# erreur lors de lecture DVD sur lecteur d'origine en externe



## Cyrilc (3 Avril 2012)

Salut, 

je viens de modifier un macbook pro 15" tout neuf pour ajouter un SSD en plus du DD mécanique d'origine.

C'est super! la manip est classique: on retire le lecteur optique (DVD),  on place dans un charriot exprès le DD mécanique à l'emplacement de  l'ancien lecteur DVD et on place un SSD à l'emplacement du DD  mécanique.ca fait une bien belle machine, avec 2 DD, un classique et un  SSD. 
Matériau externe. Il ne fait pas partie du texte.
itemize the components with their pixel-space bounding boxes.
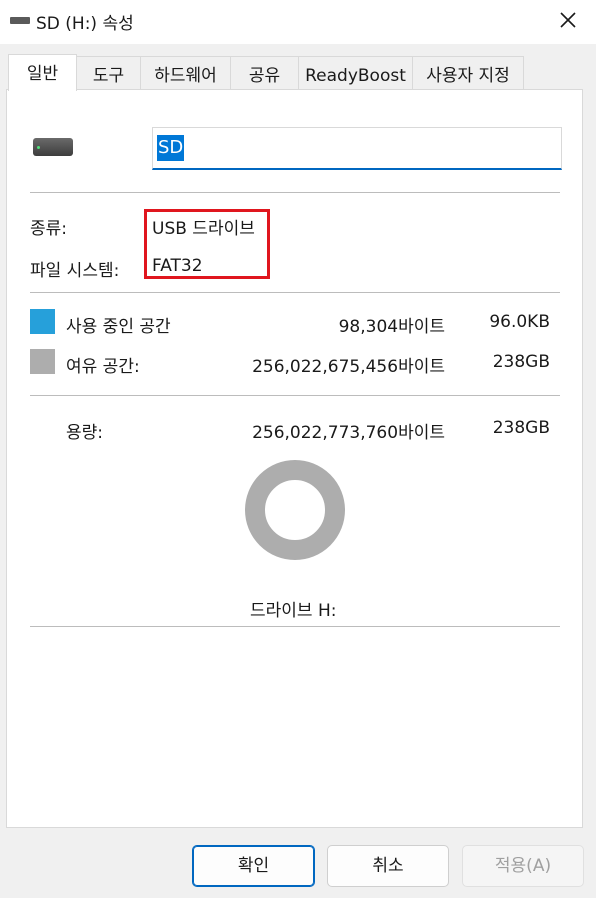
cancel-button[interactable]: 취소 (327, 845, 449, 887)
capacity-label: 용량: (66, 423, 104, 443)
divider (30, 292, 560, 293)
drive-icon (33, 138, 73, 156)
free-space-ring (245, 460, 345, 560)
tab-general[interactable]: 일반 (8, 54, 77, 91)
close-icon (560, 12, 576, 28)
capacity-size: 238GB (492, 418, 550, 438)
usage-donut-chart (245, 460, 345, 560)
tab-tools[interactable]: 도구 (76, 56, 141, 90)
drive-led-icon (37, 146, 40, 149)
capacity-bytes: 256,022,773,760바이트 (252, 423, 445, 443)
divider (30, 626, 560, 627)
tab-strip: 일반 도구 하드웨어 공유 ReadyBoost 사용자 지정 (0, 54, 596, 91)
close-button[interactable] (540, 0, 596, 40)
tab-customize[interactable]: 사용자 지정 (412, 56, 524, 90)
drive-caption: 드라이브 H: (250, 601, 337, 621)
divider (30, 192, 560, 193)
used-space-size: 96.0KB (489, 312, 550, 332)
highlight-box (144, 209, 270, 279)
drive-name-value: SD (157, 135, 185, 161)
tab-sharing[interactable]: 공유 (230, 56, 299, 90)
tab-readyboost[interactable]: ReadyBoost (298, 56, 413, 90)
general-panel (6, 89, 583, 828)
ok-button[interactable]: 확인 (192, 845, 315, 887)
free-space-swatch (30, 349, 55, 374)
used-space-swatch (30, 309, 55, 334)
drive-icon (10, 17, 30, 24)
used-space-bytes: 98,304바이트 (338, 317, 445, 337)
apply-button[interactable]: 적용(A) (462, 845, 584, 887)
filesystem-label: 파일 시스템: (30, 261, 120, 281)
type-label: 종류: (30, 219, 68, 239)
window-title: SD (H:) 속성 (36, 14, 134, 34)
drive-name-input[interactable]: SD (152, 127, 562, 170)
free-space-size: 238GB (492, 352, 550, 372)
free-space-label: 여유 공간: (66, 357, 140, 377)
title-bar: SD (H:) 속성 (0, 0, 596, 44)
divider (30, 395, 560, 396)
tab-hardware[interactable]: 하드웨어 (140, 56, 231, 90)
free-space-bytes: 256,022,675,456바이트 (252, 357, 445, 377)
used-space-label: 사용 중인 공간 (66, 317, 171, 337)
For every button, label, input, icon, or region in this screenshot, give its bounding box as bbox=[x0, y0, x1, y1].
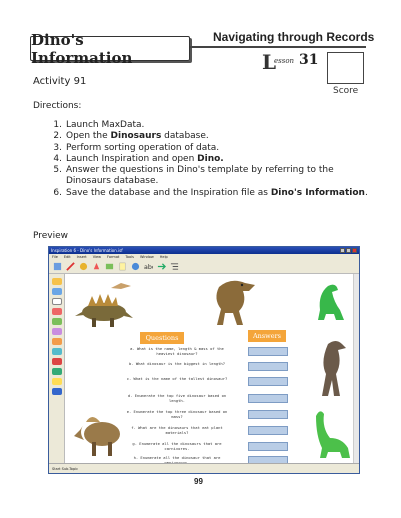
answer-box[interactable] bbox=[248, 377, 288, 386]
activity-title: Activity 91 bbox=[33, 76, 87, 87]
create-icon[interactable] bbox=[79, 262, 88, 271]
symbol-icon[interactable] bbox=[52, 328, 62, 335]
window-titlebar: Inspiration 6 - Dino's Information.isf bbox=[49, 247, 359, 254]
symbol-icon[interactable] bbox=[52, 298, 62, 305]
status-bar: Start Sub-Topic bbox=[49, 463, 359, 473]
menu-insert[interactable]: Insert bbox=[77, 255, 87, 259]
page-heading: Dino's Information bbox=[30, 31, 190, 67]
window-title: Inspiration 6 - Dino's Information.isf bbox=[51, 248, 123, 253]
hyperlink-icon[interactable] bbox=[131, 262, 140, 271]
menu-window[interactable]: Window bbox=[140, 255, 154, 259]
questions-header: Questions bbox=[140, 332, 184, 344]
brontosaurus-image bbox=[316, 411, 350, 458]
question-text: f. What are the dinosaurs that eat plant… bbox=[131, 425, 223, 435]
symbol-icon[interactable] bbox=[52, 378, 62, 385]
lesson-number: 31 bbox=[299, 52, 319, 68]
arrange-icon[interactable] bbox=[105, 262, 114, 271]
answers-header: Answers bbox=[248, 330, 286, 342]
symbol-icon[interactable] bbox=[52, 388, 62, 395]
step-item: 6. Save the database and the Inspiration … bbox=[53, 187, 368, 198]
menu-file[interactable]: File bbox=[52, 255, 58, 259]
window-controls bbox=[340, 248, 357, 253]
symbol-icon[interactable] bbox=[52, 278, 62, 285]
answer-box[interactable] bbox=[248, 347, 288, 356]
spell-icon[interactable]: abc bbox=[144, 262, 153, 271]
step-item: 3. Perform sorting operation of data. bbox=[53, 142, 220, 153]
step-item: 1. Launch MaxData. bbox=[53, 120, 145, 130]
answer-box[interactable] bbox=[248, 394, 288, 403]
symbol-icon[interactable] bbox=[52, 288, 62, 295]
step-item: 4. Launch Inspiration and open Dino. bbox=[53, 153, 224, 164]
transfer-icon[interactable] bbox=[157, 262, 166, 271]
rapidfire-icon[interactable] bbox=[92, 262, 101, 271]
score-box bbox=[327, 52, 364, 84]
menu-view[interactable]: View bbox=[93, 255, 101, 259]
symbol-icon[interactable] bbox=[52, 338, 62, 345]
minimize-icon[interactable] bbox=[340, 248, 345, 253]
page-number: 99 bbox=[194, 477, 203, 486]
symbol-icon[interactable] bbox=[52, 348, 62, 355]
lesson-badge: L esson 31 bbox=[262, 50, 324, 74]
diagram-icon[interactable] bbox=[53, 262, 62, 271]
note-icon[interactable] bbox=[118, 262, 127, 271]
score-label: Score bbox=[333, 86, 359, 96]
status-text: Start Sub-Topic bbox=[52, 466, 79, 471]
stegosaurus-image bbox=[75, 294, 133, 327]
preview-label: Preview bbox=[33, 231, 69, 241]
answer-box[interactable] bbox=[248, 426, 288, 435]
question-text: c. What is the name of the tallest dinos… bbox=[126, 376, 228, 381]
vertical-scrollbar[interactable] bbox=[353, 274, 359, 464]
question-text: d. Enumerate the top five dinosaur based… bbox=[127, 393, 227, 403]
directions-label: Directions: bbox=[33, 101, 82, 111]
svg-text:abc: abc bbox=[144, 264, 153, 271]
pteranodon-image bbox=[111, 283, 131, 289]
answer-box[interactable] bbox=[248, 362, 288, 371]
question-text: g. Enumerate all the dinosaurs that are … bbox=[132, 441, 222, 451]
question-text: e. Enumerate the top three dinosaur base… bbox=[126, 409, 228, 419]
lesson-word: esson bbox=[274, 57, 295, 65]
step-item: 5. Answer the questions in Dino's templat… bbox=[53, 165, 334, 187]
raptor-image bbox=[322, 341, 346, 396]
answer-box[interactable] bbox=[248, 442, 288, 451]
symbol-icon[interactable] bbox=[52, 308, 62, 315]
menu-tools[interactable]: Tools bbox=[125, 255, 134, 259]
menu-format[interactable]: Format bbox=[107, 255, 119, 259]
maximize-icon[interactable] bbox=[346, 248, 351, 253]
diagram-canvas[interactable]: Questions Answers a. What is the name, l… bbox=[66, 274, 354, 465]
close-icon[interactable] bbox=[352, 248, 357, 253]
menu-edit[interactable]: Edit bbox=[64, 255, 71, 259]
answer-box[interactable] bbox=[248, 410, 288, 419]
step-item: 2. Open the Dinosaurs database. bbox=[53, 131, 209, 142]
tyrannosaurus-image bbox=[216, 280, 255, 325]
question-text: b. What dinosaur is the biggest in lengt… bbox=[128, 361, 225, 366]
header-rule bbox=[190, 46, 366, 48]
symbol-icon[interactable] bbox=[52, 318, 62, 325]
symbol-icon[interactable] bbox=[52, 368, 62, 375]
symbol-palette bbox=[49, 274, 65, 464]
app-window-preview: Inspiration 6 - Dino's Information.isf F… bbox=[48, 246, 360, 474]
triceratops-image bbox=[74, 417, 120, 456]
menu-help[interactable]: Help bbox=[160, 255, 168, 259]
green-dinosaur-image bbox=[318, 284, 344, 320]
link-icon[interactable] bbox=[66, 261, 75, 271]
symbol-icon[interactable] bbox=[52, 358, 62, 365]
steps-list: 1. Launch MaxData. 2. Open the Dinosaurs d… bbox=[52, 120, 374, 199]
outline-icon[interactable] bbox=[170, 262, 179, 271]
toolbar: abc bbox=[49, 259, 359, 274]
section-title: Navigating through Records bbox=[213, 30, 375, 44]
question-text: a. What is the name, length & mass of th… bbox=[130, 346, 224, 356]
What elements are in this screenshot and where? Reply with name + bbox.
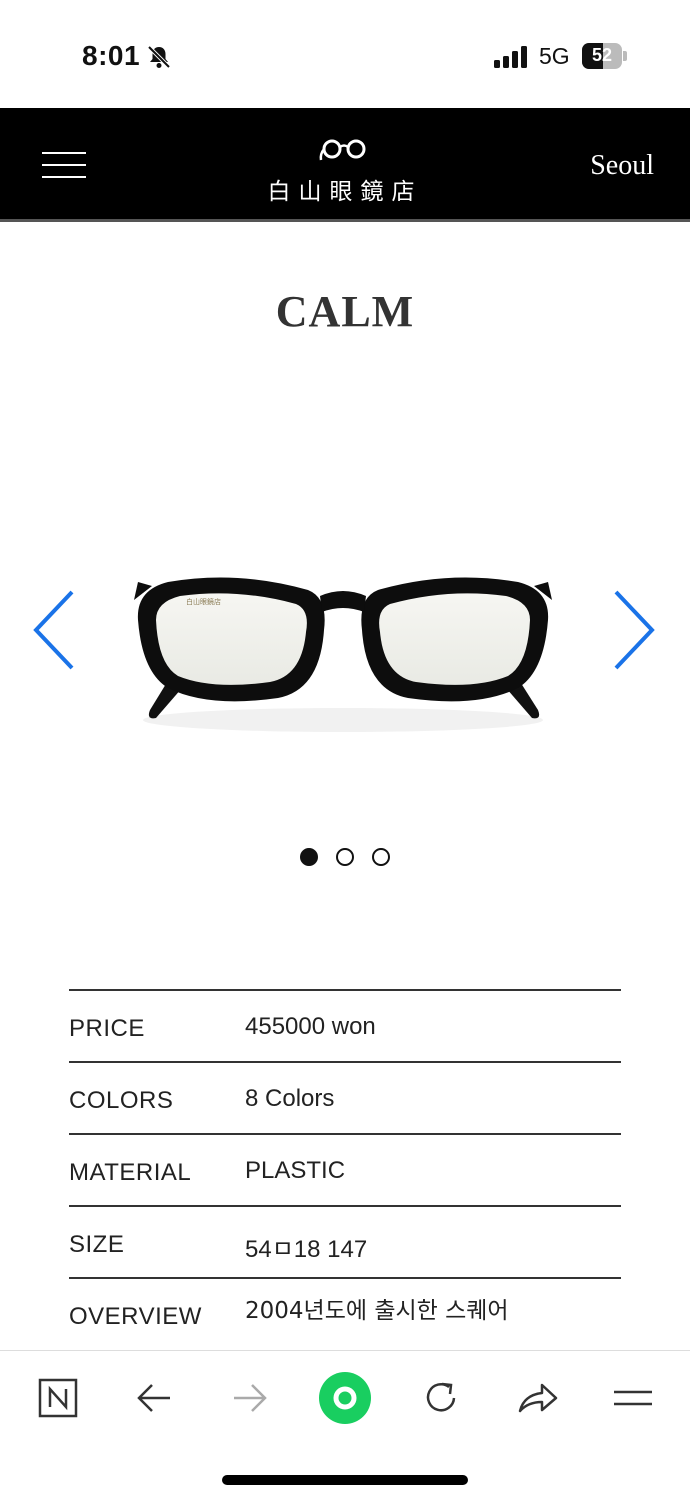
signal-bars-icon <box>494 46 527 68</box>
logo-text: 白山眼鏡店 <box>267 179 423 205</box>
spec-value: PLASTIC <box>245 1157 346 1184</box>
status-time: 8:01 <box>82 40 141 71</box>
spec-value: 2004년도에 출시한 스퀘어 <box>245 1298 509 1324</box>
product-title: CALM <box>275 287 415 336</box>
naver-n-icon[interactable] <box>35 1373 85 1423</box>
spec-row-size: SIZE 54ㅁ18 147 <box>69 1207 621 1279</box>
spec-row-colors: COLORS 8 Colors <box>69 1063 621 1135</box>
menu-icon[interactable] <box>608 1373 658 1423</box>
chevron-right-icon[interactable] <box>612 590 656 670</box>
back-arrow-icon[interactable] <box>130 1373 180 1423</box>
bell-slash-icon <box>147 45 171 69</box>
spec-value: 455000 won <box>245 1013 376 1040</box>
spec-value: 8 Colors <box>245 1085 335 1112</box>
home-indicator <box>222 1475 468 1485</box>
carousel-dot[interactable] <box>300 848 318 866</box>
battery-icon: 52 <box>582 43 628 69</box>
reload-icon[interactable] <box>416 1373 466 1423</box>
carousel-pagination <box>300 848 394 868</box>
product-image-glasses: 白山眼鏡店 <box>134 577 552 732</box>
status-bar: 8:01 5G 52 <box>0 0 690 108</box>
forward-arrow-icon[interactable] <box>226 1373 276 1423</box>
spec-label: COLORS <box>69 1087 174 1114</box>
spec-label: SIZE <box>69 1231 125 1258</box>
spec-label: OVERVIEW <box>69 1303 202 1330</box>
city-link[interactable]: Seoul <box>590 150 654 182</box>
spec-row-material: MATERIAL PLASTIC <box>69 1135 621 1207</box>
svg-text:白山眼鏡店: 白山眼鏡店 <box>186 597 221 606</box>
spec-table: PRICE 455000 won COLORS 8 Colors MATERIA… <box>69 989 621 1379</box>
spec-label: MATERIAL <box>69 1159 192 1186</box>
carousel-dot[interactable] <box>372 848 390 866</box>
battery-percent: 52 <box>591 45 613 65</box>
site-header: 白山眼鏡店 Seoul <box>0 108 690 222</box>
glasses-logo-icon <box>319 139 366 161</box>
site-logo[interactable]: 白山眼鏡店 <box>245 130 445 210</box>
chevron-left-icon[interactable] <box>32 590 76 670</box>
spec-value: 54ㅁ18 147 <box>245 1236 368 1263</box>
product-carousel: 白山眼鏡店 <box>0 520 690 740</box>
carousel-dot[interactable] <box>336 848 354 866</box>
hamburger-menu-icon[interactable] <box>42 152 86 178</box>
spec-row-price: PRICE 455000 won <box>69 991 621 1063</box>
green-home-icon[interactable] <box>318 1371 372 1425</box>
spec-label: PRICE <box>69 1015 145 1042</box>
network-type: 5G <box>539 43 570 69</box>
share-icon[interactable] <box>512 1373 562 1423</box>
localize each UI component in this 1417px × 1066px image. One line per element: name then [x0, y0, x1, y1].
*le lecteur optique d'origine est dans un boitier adapté et USB* pour pouvoir servir à l'occasion MAIS.... 

...lorsque j'insère* un DVD dedans, impossible de jouer*: le mac reconnait le DVD, peut ouvrir  les fichiers (ex. AudioDS et VideoDS) mais l'app. d'origine "lecteur  DVD" envoie le message d'erreur suivant: 
"une erreur d'initialisation s'est produite 
impossible de trouver un lecteur dvd valide. [-70012]" 
et VLC non plus ne fonctionne pas donc impossible de lire tranquillement un DVD. 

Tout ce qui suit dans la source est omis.